The joy of eating street food is rooted not only in the flavors, but also in the experience. Sometimes it's more about the latter than the former.
This curious establishment was on the 'hit list' that a friend passed to us before we drove to Hat Yai and Songkhla last June. It resides under a stage erected in the courtyard of a temple smack in the middle of the city's Chinatown. The place is an institution; if you were to ask anyone on the street about 'noodles under the stage' they'd point you here.
The vendor has worked out of her cramped quarters for many years, and her specialty is yen taa fo, a rice noodle soup colored red by a sauce that incorporates preserved bean curd.
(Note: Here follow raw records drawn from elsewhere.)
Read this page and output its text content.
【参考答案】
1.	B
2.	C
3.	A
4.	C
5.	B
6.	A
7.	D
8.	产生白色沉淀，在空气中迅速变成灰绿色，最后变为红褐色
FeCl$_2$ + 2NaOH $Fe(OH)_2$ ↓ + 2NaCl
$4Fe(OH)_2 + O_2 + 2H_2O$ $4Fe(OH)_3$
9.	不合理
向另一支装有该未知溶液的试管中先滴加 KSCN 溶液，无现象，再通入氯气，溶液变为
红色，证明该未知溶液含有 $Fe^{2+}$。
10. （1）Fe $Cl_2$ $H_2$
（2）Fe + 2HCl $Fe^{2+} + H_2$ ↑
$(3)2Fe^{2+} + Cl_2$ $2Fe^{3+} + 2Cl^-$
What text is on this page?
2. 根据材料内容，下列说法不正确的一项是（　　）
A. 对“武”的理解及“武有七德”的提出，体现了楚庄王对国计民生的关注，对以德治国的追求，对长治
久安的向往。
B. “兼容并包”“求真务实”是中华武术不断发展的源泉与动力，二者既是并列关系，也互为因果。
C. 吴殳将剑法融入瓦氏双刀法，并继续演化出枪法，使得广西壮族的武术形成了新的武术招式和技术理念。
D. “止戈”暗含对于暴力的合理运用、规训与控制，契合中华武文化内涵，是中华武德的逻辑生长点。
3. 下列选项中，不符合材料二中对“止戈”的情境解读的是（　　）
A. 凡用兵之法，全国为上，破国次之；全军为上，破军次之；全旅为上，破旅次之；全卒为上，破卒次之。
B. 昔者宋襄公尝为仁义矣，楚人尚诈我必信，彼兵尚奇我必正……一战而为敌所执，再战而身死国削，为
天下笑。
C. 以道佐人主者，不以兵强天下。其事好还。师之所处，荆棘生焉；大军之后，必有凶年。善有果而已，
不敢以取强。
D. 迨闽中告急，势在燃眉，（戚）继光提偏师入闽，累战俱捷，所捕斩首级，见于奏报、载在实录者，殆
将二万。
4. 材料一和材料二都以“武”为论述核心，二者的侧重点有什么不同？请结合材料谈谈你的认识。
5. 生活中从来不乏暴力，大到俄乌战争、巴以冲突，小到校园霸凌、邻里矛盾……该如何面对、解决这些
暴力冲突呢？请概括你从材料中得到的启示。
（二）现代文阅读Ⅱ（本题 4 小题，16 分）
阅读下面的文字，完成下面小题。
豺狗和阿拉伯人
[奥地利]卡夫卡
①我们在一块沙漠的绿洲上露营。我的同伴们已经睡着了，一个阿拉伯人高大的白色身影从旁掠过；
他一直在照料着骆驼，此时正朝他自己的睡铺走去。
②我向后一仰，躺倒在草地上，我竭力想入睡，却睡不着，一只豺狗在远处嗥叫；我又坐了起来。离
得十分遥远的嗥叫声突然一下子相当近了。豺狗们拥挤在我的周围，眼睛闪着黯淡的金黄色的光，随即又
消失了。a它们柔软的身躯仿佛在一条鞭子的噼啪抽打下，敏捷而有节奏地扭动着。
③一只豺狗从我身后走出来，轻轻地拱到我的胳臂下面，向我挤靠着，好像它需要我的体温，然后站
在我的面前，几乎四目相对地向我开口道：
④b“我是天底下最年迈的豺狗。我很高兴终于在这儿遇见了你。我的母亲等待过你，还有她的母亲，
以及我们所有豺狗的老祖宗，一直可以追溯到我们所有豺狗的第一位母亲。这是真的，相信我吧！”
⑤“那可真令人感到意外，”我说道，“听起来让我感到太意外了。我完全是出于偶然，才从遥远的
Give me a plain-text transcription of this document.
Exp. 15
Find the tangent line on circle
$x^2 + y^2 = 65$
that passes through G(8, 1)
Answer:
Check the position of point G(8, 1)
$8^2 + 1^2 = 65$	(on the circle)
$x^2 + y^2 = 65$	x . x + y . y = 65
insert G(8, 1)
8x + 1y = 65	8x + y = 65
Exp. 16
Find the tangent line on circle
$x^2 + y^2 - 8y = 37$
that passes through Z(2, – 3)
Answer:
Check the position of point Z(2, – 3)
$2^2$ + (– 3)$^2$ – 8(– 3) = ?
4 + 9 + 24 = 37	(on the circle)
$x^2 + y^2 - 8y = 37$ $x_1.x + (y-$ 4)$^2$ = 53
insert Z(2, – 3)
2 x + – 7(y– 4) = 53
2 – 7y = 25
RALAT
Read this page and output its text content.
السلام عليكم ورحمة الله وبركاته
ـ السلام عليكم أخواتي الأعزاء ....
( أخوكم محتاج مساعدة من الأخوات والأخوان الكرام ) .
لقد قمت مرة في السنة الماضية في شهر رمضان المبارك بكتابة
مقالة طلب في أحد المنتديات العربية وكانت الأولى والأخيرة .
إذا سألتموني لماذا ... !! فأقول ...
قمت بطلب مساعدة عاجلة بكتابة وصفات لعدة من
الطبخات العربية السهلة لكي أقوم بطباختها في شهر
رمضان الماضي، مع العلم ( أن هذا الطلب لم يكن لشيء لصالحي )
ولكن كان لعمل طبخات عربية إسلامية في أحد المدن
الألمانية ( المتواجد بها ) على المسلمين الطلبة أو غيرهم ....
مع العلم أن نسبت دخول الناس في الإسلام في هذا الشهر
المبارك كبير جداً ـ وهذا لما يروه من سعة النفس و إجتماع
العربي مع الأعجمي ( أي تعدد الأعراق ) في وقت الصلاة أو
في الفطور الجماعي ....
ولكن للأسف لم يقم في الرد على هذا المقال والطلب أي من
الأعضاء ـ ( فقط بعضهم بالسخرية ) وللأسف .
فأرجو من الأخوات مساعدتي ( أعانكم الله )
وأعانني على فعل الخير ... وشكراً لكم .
Hers features a light pork broth and bone-in meat and/or meat balls, a blood cake if you wish it, bean sprouts, and a loose knob of boiled pakbong (kangkong or water spinach).
'Oh, I wish you'd come earlier. She's run out of meat balls,' a local said as we carefully lowered ourselves onto a dollhouse-tiny wooden bench. 'Her pork balls are famous.' The heads of other diners nodded in agreement.
I wish the same. I wasn't too excited about this bowl of noodles, with its anemic broth and incredibly chewy pork. The tongue-singeing, brightly tart homemade chili sauce was its only high note.
That said I wouldn't have missed it for anything. Watching other diners (many of whom were much shorter than we -- and most of whom were amused by our bemusement) hunch over to scuttle under the stage and then carefully rise from their chairs, bent double again, to retrieve their noodles made for great lunchtime theater.
(The vendor stays mostly seated, assembling orders and washing and rinsing bowls, chopsticks, and spoons in a couple of pails at her feet. She's got diners busing and wiping their own tables.)
Why here? She lives on the temple grounds, she said, and the temple rents the space to her for next to nothing. She'll never be rich, but business is steady and she makes enough to get by.
It's a living, under the opera stage.
Yen taa fo vendor under the stage, Thanon Nam Ngan, Songkhla town. From 9-ish. She seems to run out of pork balls around 1:30p or so.